The Asia-Pacific Challenge: China, Alliances and the Prisoner’s Dilemma
The recent ANU–CSIS paper The ANZUS Alliance in an Ascending Asia is a welcome addition to contemporary thinking on the Australia–U.S. alliance and its prospects over the next couple of decades as China looms ever larger. The even more recent release of the Economist Intelligence Unit’s Long-term Macroeconomic Forecasts: Key Trends to 2050 offers a challenging counterpoint to the comfortable policy prescriptions of the ANU–CSIS study.
While it might suit some to dismiss China’s capacity to realize its leadership ambitions, as did the Secretary of PM&C at the Crawford School’s Australian Leadership Forum at the end of June, its growing economic dominance is already affecting the regional strategic balance. And when the relative economic strength of the major global economies is viewed through the lens of demographic change, workforce participation rates, greater capital use efficiency in R&D and adjustments in immigration policies, the mid years of this century look even murkier.
Then there’s the fashionably ignored problem of global warming, which may bring with it significant and adverse security effects, particularly in the riverine deltas and archipelagoes of Asia, with entire communities moving to higher and drier ground. And as the large emerging economies of China and India move away from carbon-intensive energy production, Australia’s relative economic position and associated political throw-weight will decline.
Those combined forces could well stress the alliances that the U.S. already has in place with Japan, Taiwan, Korea, the Philippines and Thailand, and may well impact on its alliance with Australia. The ANU–CSIS paper ignores these factors.
The ANU–CSIS paper does, however, provide a useful overview of the ANZUS Treaty, identifying the key political and military developments that have served to support the continuing relevance of the alliance. Curiously, it overlooks what was probably the most profound change to the operation of the alliance— the re-engineering of the operating arrangements at Pine Gap and Nurrungar—which happened on Kim Beazley’s watch as Minister for Defense. Although that was three decades ago, it inaugurated the integrated cooperation paradigm that continues to define the alliance to this day.

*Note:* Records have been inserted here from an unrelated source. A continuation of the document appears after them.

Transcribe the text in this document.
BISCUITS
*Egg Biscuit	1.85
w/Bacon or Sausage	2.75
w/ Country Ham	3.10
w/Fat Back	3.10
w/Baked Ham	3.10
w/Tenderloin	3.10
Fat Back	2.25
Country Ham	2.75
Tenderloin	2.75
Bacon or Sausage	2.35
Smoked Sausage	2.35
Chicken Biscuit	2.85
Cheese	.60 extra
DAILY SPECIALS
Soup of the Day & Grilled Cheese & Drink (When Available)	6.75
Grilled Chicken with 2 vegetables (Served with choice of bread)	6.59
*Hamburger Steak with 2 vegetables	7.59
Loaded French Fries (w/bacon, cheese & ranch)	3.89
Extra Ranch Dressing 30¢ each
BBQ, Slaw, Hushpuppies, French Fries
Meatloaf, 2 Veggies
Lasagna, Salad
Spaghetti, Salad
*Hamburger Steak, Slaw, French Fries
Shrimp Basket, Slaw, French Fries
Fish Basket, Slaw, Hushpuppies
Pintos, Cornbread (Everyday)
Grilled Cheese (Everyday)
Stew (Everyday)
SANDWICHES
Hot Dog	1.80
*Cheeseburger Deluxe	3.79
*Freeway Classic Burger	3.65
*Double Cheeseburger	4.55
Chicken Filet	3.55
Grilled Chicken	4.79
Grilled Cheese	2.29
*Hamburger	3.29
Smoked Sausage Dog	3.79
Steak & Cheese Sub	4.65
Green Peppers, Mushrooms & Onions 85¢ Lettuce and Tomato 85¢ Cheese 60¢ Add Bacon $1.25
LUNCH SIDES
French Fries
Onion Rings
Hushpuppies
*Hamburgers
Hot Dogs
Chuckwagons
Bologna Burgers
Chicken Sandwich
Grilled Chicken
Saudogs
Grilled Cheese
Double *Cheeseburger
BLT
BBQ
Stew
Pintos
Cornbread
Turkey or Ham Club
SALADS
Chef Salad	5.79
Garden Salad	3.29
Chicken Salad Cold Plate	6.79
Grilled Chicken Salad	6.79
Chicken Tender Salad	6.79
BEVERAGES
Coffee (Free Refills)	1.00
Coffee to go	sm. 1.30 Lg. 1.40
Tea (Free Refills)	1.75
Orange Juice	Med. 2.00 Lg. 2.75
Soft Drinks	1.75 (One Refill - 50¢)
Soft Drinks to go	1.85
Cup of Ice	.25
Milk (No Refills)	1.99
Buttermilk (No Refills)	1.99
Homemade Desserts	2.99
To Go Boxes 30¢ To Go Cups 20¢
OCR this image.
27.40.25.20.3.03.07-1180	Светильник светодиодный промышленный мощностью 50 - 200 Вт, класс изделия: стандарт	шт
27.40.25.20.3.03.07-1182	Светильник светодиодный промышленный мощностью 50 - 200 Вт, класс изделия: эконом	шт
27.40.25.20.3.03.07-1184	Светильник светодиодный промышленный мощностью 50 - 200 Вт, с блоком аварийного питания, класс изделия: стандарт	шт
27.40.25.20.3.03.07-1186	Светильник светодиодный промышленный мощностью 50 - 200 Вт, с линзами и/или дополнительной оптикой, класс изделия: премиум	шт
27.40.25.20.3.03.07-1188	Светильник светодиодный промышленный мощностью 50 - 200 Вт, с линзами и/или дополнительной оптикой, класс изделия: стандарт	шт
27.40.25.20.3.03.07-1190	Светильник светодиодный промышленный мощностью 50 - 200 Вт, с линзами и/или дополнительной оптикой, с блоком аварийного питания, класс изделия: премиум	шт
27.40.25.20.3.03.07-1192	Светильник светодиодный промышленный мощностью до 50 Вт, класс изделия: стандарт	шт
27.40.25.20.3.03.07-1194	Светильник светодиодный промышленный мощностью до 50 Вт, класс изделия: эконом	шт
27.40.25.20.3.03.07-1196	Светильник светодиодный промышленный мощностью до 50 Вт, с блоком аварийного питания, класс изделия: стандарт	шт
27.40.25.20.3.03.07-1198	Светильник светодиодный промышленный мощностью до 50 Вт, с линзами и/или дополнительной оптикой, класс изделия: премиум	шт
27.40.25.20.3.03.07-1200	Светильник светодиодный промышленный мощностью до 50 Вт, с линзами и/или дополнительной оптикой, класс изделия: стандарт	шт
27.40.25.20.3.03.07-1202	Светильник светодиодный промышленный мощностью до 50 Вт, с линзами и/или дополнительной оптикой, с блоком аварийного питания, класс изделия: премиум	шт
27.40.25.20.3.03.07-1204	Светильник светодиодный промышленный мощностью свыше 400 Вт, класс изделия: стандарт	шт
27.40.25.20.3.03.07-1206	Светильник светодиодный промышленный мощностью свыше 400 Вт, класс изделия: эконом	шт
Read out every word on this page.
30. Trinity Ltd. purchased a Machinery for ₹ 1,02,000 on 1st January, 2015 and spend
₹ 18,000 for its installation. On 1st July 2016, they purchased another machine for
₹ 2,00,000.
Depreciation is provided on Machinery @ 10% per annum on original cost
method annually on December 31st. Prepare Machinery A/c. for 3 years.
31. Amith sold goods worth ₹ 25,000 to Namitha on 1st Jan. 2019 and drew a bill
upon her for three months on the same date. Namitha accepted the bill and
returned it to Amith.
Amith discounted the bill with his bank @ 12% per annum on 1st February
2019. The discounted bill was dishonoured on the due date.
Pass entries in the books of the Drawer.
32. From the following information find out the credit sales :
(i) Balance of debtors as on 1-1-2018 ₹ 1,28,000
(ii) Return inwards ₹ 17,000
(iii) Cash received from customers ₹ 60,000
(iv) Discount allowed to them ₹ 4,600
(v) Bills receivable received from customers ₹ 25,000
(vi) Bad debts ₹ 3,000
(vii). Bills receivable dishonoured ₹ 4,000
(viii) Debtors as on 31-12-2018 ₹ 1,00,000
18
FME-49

The paper correctly acknowledges that the ANZUS alliance, like most defense treaties, was initially threat-based: Australia and New Zealand needed U.S. military assurances if Japan were to rebuild an independent self-defense capability. It doesn’t, however, come to grips with the significance of how the ANZUS alliance has changed since 1951, as shared strategic aims and values have replaced threat as the driving force of the treaty. AUSMIN communiqués since the mid-90s have reflected this fact.
Sadly, what might have worked in the past is no guide to what might work in the future. The paper’s curious language of hubs, spokes, pivots and rebalances suggests a mindset that remains entrenched in the linear strategic concepts of the past. While the U.S., Australia and New Zealand will continue to coalesce around human, social and political values as the foundation of their long-term strategic relationship, these values are not readily transferable to strategic associations that might be established elsewhere in Asia.
This seems to have escaped the authors of the ANU–CSIS study, especially as they considered the prospective place of both Indonesia and Japan in the evolution of Australian and US strategic interests in Asia. The idea that Indonesia and/or Japan might in some way replace Australia as the U.S.’s preferred strategic partner is ludicrous. What isn’t ludicrous is the interest that the U.S. (and Australia if it can replace a transaction-based Indonesian relationship with an outcomes-based diplomacy) should have in engaging Indonesia and Japan more constructively in the strategic affairs of Asia.
Australia, Indonesia and Japan each bring quite different strengths and benefits to the U.S. as it seeks to secure and manage its global strategic interests. These strengths and benefits are complementary rather than competitive.
The joint US–Australia approach to the emergence of China as a global strategic power cannot rest on some kind of latter-day containment doctrine, or even a policy of constraining China. Nor are the US and Australia in a position to ‘shape’ China’s expectations or ‘permit’ it to take a larger leadership role.
Our joint ability to condescend extends only so far!
Rather, the US and Australia are well positioned to construct a network of intersecting and differentiated relationships that capitalize on the opportunities now on offer in Asia to strengthen and extend a rules-based strategic architecture that engages China, not corrals it. Our collective aim should be to exploit and leverage complexity and ambiguity rather than engage in a form of linear reductionism that misrepresents multi-dimensional strategic opportunities as competitive binary options.
The ANU–CSIS paper questions whether U.S.–China and Australia–China relations might be diverging, but without recognizing that difference isn’t necessarily divergence. While the paper implicitly resolves this artificial dichotomy by proposing a return to first principles—what is the regional and global order we seek, and what are the ways and means we have to achieve and sustain that order—it doesn’t answer those questions.